The translate function does operate on names of objects in the association table. See the tests, https://github.com/cldf/pycldf/blob/dcd5acd68a3ace91e9d8cb121b2eaf7132c1f78c/tests/test_db.py#L110-L146

Anaphory commented 4 years ago

[I see. Now i need to think.]

I did indeed expect that ConceptIDs would be populated with the concatenated string of all concept IDs. Aren't the metadata always supplied and needed anyway? So what is the expense in using it to interpret many-to-many relations?

xrotwang commented 4 years ago

The expense is potentially sabotaging round-tripping. If you export the DB back to CLDF, you'd have to make sure, Concept_IDs and the set of foreign keys from the association table match. And what do you do if they don't?

Anaphory commented 4 years ago

I thought round-tripping CLDF-SQLite-CLDF would also be impossible in this, but apparently I misunderstood you and the code and miscommunicated my issues. I created a minimal example and saw that I get the same CLDF back from the SQLite created from CLDF, so as so often the problem is on my end. I must be messing up the creation of my database somewhere because the code obviously works as intended, and if I conform to its expectations, I should get a clean CLDF out.

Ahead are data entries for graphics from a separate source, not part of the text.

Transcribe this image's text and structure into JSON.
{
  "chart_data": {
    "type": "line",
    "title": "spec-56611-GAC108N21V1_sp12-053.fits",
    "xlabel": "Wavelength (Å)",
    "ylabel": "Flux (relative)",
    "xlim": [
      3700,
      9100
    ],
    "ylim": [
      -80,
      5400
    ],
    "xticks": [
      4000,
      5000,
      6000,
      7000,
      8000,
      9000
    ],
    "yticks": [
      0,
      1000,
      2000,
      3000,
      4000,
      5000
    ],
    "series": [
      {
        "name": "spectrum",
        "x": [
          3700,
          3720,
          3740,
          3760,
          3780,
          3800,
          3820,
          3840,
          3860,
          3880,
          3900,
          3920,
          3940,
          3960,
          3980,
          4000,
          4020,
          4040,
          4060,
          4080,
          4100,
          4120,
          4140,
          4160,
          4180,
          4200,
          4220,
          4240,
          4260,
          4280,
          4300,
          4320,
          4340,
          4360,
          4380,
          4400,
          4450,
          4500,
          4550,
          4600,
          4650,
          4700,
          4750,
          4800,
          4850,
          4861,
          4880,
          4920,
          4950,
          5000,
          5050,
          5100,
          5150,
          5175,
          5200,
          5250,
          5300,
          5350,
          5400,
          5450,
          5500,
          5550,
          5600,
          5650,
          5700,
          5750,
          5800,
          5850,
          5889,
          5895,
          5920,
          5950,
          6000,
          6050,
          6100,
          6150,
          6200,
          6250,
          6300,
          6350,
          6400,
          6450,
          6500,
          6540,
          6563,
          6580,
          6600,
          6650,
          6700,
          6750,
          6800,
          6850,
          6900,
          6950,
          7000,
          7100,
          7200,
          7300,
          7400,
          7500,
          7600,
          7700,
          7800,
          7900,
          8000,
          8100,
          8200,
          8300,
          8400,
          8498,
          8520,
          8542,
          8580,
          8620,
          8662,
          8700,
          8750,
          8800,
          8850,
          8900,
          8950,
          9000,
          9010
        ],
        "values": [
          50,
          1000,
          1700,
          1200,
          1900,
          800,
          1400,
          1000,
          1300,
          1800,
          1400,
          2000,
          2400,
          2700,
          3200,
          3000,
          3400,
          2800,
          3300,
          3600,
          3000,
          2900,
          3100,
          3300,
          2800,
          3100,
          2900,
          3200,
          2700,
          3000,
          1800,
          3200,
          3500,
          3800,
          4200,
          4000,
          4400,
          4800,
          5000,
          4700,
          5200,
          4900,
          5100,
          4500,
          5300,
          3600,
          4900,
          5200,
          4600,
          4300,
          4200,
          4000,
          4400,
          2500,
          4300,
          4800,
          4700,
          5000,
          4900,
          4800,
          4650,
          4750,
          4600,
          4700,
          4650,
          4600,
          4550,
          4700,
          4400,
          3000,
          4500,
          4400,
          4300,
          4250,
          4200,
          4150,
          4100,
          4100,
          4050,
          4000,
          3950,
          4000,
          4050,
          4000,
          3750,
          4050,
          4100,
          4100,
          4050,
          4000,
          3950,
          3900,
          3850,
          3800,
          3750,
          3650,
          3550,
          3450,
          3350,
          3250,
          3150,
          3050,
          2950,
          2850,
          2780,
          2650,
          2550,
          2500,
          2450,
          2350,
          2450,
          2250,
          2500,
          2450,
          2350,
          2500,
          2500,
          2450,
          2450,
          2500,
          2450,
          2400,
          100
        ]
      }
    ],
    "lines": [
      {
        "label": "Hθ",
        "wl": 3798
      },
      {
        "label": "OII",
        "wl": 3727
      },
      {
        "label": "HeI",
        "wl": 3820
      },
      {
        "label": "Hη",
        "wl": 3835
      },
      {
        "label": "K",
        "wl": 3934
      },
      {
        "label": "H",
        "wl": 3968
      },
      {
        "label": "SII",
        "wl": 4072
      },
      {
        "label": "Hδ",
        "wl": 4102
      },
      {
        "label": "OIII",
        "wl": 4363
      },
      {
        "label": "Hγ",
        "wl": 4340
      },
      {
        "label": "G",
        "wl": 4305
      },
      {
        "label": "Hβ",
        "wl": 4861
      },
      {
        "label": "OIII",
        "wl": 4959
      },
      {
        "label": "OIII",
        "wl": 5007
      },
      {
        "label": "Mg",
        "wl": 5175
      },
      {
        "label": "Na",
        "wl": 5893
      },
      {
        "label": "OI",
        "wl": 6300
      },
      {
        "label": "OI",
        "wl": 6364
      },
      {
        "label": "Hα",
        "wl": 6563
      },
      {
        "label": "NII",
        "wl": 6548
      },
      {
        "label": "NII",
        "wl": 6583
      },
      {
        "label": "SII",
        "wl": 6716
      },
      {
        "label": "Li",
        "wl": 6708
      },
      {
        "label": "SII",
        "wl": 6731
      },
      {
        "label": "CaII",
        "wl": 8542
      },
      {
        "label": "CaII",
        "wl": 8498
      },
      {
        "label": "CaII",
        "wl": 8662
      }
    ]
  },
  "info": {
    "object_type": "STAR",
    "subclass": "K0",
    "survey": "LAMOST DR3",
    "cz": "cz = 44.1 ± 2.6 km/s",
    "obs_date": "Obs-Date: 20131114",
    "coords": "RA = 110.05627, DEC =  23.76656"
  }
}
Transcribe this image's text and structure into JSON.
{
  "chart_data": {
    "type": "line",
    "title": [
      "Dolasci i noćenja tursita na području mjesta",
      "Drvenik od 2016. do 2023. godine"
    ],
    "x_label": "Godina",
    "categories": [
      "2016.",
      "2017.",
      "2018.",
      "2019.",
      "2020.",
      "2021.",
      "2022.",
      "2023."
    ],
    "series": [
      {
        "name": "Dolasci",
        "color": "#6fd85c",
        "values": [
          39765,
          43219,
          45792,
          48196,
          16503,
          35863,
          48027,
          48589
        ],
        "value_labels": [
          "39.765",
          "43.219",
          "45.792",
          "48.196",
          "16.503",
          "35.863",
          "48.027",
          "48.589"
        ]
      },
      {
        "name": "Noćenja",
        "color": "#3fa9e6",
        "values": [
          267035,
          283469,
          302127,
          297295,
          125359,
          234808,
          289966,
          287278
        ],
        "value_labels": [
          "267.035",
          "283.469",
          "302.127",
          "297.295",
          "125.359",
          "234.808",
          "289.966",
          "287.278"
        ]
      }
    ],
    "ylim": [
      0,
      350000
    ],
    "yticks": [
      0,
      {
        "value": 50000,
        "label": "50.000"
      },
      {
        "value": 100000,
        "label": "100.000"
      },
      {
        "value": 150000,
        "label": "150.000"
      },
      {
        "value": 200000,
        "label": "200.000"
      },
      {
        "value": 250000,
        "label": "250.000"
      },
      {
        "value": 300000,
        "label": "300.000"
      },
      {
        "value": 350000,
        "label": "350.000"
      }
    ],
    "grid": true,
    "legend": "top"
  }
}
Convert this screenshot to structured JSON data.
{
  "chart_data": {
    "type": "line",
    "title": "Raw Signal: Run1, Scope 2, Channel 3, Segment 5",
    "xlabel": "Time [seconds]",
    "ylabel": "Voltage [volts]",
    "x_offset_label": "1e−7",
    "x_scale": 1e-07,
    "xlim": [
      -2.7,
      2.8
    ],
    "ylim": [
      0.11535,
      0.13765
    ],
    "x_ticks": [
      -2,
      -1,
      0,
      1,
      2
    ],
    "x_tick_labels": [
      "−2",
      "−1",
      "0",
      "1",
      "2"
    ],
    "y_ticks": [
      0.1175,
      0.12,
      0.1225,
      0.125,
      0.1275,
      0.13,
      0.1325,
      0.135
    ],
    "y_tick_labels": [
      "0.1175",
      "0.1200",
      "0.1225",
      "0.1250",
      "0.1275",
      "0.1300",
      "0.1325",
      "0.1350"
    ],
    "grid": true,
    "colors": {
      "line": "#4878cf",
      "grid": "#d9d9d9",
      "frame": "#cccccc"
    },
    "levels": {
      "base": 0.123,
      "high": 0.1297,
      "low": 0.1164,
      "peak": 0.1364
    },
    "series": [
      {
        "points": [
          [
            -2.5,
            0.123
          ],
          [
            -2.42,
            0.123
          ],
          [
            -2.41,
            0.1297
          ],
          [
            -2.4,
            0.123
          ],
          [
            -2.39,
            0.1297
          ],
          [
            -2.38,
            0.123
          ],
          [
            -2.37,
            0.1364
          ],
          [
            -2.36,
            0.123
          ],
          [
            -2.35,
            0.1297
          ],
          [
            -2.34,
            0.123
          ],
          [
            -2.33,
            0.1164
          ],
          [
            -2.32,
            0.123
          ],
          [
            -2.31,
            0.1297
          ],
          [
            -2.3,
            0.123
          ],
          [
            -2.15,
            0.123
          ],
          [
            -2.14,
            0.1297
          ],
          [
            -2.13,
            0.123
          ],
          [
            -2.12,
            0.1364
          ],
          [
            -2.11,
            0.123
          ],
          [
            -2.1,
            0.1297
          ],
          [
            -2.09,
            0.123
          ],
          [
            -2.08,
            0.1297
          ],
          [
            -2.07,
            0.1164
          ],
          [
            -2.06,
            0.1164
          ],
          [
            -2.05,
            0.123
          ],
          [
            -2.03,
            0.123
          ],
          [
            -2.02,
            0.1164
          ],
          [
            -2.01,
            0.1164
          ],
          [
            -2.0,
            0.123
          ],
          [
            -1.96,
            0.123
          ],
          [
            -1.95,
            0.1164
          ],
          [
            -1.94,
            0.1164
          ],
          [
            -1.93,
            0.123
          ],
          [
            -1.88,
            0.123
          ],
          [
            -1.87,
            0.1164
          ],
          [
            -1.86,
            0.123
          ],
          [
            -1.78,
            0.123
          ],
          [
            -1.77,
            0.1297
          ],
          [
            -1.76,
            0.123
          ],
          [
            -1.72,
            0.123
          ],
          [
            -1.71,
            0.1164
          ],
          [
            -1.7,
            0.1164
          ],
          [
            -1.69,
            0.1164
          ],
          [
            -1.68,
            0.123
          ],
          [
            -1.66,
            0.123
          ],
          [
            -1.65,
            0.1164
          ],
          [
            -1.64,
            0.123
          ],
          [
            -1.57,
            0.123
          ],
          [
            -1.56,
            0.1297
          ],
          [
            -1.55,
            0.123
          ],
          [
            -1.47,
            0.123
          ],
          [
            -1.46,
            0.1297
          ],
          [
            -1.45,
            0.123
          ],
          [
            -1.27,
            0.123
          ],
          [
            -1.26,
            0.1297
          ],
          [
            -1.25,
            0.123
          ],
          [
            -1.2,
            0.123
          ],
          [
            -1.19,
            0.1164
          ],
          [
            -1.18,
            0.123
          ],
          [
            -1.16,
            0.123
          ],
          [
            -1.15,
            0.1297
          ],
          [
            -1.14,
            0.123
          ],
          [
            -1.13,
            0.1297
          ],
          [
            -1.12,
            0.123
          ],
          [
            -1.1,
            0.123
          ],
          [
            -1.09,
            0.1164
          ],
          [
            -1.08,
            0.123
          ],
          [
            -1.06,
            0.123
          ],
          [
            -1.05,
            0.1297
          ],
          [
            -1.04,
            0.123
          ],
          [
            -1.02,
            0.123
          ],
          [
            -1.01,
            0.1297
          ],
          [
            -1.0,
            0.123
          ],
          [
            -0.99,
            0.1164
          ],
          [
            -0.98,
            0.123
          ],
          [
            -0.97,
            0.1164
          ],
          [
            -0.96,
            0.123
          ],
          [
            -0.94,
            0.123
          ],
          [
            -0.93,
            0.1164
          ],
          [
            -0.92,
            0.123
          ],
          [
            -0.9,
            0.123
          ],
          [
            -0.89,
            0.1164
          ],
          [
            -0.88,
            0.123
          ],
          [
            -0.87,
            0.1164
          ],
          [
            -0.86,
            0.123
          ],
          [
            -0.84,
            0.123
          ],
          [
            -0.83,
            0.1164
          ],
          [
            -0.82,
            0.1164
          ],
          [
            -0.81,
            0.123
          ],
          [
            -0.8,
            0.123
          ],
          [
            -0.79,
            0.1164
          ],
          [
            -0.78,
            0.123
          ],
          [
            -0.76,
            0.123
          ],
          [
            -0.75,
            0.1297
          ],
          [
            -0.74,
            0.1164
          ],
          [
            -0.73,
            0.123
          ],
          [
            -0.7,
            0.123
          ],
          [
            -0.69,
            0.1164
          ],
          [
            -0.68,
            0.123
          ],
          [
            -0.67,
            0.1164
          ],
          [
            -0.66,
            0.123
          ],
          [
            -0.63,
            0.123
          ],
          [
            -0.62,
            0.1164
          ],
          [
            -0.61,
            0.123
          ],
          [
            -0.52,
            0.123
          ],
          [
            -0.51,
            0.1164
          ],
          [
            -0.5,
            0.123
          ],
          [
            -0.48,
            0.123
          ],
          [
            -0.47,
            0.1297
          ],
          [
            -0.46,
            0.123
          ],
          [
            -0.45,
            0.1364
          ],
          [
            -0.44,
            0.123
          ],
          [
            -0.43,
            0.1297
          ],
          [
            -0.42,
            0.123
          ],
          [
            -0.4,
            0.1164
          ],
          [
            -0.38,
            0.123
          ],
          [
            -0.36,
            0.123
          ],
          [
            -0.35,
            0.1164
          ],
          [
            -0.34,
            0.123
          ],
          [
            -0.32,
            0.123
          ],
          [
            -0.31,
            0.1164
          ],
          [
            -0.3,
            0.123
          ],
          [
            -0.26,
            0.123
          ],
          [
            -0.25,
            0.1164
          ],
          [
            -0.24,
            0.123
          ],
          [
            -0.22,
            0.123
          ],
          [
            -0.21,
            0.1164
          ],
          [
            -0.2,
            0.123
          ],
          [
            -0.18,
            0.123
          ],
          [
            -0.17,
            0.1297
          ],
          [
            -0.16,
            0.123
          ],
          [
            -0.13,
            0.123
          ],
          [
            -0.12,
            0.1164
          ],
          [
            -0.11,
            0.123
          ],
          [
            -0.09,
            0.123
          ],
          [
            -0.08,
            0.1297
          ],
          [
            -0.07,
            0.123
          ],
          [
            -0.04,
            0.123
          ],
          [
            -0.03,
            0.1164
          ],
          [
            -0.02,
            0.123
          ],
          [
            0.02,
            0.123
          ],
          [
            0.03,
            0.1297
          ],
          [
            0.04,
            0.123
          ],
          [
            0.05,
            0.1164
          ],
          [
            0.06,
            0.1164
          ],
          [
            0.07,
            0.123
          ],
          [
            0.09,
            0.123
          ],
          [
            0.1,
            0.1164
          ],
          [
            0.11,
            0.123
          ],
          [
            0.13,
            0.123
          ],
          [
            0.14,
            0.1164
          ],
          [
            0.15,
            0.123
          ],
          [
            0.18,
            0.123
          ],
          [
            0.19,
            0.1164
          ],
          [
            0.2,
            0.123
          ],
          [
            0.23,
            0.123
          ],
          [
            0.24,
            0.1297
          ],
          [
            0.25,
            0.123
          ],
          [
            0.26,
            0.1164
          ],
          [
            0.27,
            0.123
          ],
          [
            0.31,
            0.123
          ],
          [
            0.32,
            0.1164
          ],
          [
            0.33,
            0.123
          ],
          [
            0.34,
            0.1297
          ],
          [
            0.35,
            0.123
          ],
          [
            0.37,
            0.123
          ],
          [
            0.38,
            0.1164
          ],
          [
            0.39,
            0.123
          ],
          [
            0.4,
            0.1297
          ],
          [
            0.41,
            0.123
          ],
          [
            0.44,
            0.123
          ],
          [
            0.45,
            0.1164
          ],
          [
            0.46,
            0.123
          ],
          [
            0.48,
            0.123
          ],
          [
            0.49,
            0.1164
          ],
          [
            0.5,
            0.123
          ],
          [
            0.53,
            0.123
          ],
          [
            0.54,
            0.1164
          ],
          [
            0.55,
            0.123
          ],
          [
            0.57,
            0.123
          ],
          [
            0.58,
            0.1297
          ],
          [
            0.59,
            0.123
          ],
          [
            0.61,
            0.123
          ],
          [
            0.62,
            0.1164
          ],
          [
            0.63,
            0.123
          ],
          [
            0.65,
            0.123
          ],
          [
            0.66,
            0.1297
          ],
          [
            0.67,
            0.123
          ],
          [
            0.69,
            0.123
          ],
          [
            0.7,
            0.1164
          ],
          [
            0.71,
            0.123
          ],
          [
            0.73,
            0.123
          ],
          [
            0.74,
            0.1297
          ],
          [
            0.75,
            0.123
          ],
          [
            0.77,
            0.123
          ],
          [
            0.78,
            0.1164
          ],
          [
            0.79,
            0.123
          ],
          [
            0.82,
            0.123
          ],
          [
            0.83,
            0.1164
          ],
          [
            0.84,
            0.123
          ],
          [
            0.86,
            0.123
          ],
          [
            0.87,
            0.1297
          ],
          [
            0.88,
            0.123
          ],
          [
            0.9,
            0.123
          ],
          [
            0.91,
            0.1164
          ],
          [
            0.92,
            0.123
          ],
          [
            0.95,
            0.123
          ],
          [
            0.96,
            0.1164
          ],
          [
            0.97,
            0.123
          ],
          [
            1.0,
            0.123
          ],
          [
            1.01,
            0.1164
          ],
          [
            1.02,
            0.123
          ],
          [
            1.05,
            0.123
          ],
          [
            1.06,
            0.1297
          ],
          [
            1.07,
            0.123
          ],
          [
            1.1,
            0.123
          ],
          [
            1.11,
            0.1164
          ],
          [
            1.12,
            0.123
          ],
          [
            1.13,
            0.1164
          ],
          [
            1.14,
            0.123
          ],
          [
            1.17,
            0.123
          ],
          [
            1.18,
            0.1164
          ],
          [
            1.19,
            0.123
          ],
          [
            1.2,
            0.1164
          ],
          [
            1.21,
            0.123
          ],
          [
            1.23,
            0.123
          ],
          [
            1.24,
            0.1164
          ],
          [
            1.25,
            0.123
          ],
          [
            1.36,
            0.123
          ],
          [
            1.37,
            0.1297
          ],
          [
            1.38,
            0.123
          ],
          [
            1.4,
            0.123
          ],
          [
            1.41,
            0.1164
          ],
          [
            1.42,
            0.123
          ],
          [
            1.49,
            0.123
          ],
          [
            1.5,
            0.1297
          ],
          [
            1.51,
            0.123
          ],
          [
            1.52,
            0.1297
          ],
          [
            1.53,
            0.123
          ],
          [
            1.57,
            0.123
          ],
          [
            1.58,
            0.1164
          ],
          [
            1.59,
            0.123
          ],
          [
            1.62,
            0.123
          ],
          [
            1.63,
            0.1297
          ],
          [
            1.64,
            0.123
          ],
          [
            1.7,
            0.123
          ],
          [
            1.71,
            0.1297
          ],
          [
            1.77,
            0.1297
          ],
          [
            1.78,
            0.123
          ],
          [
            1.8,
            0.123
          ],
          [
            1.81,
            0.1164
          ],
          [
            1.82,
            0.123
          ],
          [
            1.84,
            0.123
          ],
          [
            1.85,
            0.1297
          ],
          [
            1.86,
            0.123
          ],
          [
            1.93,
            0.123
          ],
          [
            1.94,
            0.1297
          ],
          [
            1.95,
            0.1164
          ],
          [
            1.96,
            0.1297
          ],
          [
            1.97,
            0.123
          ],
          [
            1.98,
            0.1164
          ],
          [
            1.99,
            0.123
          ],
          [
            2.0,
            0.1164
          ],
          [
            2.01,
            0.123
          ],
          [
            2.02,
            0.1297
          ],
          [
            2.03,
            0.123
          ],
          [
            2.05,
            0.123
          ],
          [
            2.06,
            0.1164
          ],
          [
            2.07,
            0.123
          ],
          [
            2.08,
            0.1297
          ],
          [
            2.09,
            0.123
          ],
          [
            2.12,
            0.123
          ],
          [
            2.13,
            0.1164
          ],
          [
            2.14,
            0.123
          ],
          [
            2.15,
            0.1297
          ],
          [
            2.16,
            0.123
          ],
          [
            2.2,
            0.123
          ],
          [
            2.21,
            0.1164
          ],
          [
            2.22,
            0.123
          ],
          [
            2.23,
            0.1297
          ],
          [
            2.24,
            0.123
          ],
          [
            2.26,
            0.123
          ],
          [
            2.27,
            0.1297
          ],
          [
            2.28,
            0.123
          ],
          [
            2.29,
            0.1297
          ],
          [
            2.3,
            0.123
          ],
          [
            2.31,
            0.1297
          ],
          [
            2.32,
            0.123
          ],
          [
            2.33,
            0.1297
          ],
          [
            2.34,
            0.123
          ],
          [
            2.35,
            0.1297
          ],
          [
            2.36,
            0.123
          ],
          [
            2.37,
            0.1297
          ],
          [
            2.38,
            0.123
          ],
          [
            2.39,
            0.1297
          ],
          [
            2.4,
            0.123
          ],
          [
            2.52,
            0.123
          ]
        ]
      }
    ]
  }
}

xrotwang commented 4 years ago

So, the idea of the SQLite conversion is primarily to

With functioning round-tripping, the SQLite db can also be manipulated to some extent (with caveats, because not all constraints described in the metadata are actually enforced by SQLite) - at least adding rows should work.

Starting out with an existing database schema, and trying to craft CLDF metadata which will allow populating the database, was not one of the usage scenarios - and I can think of various places where such an attempt will fail.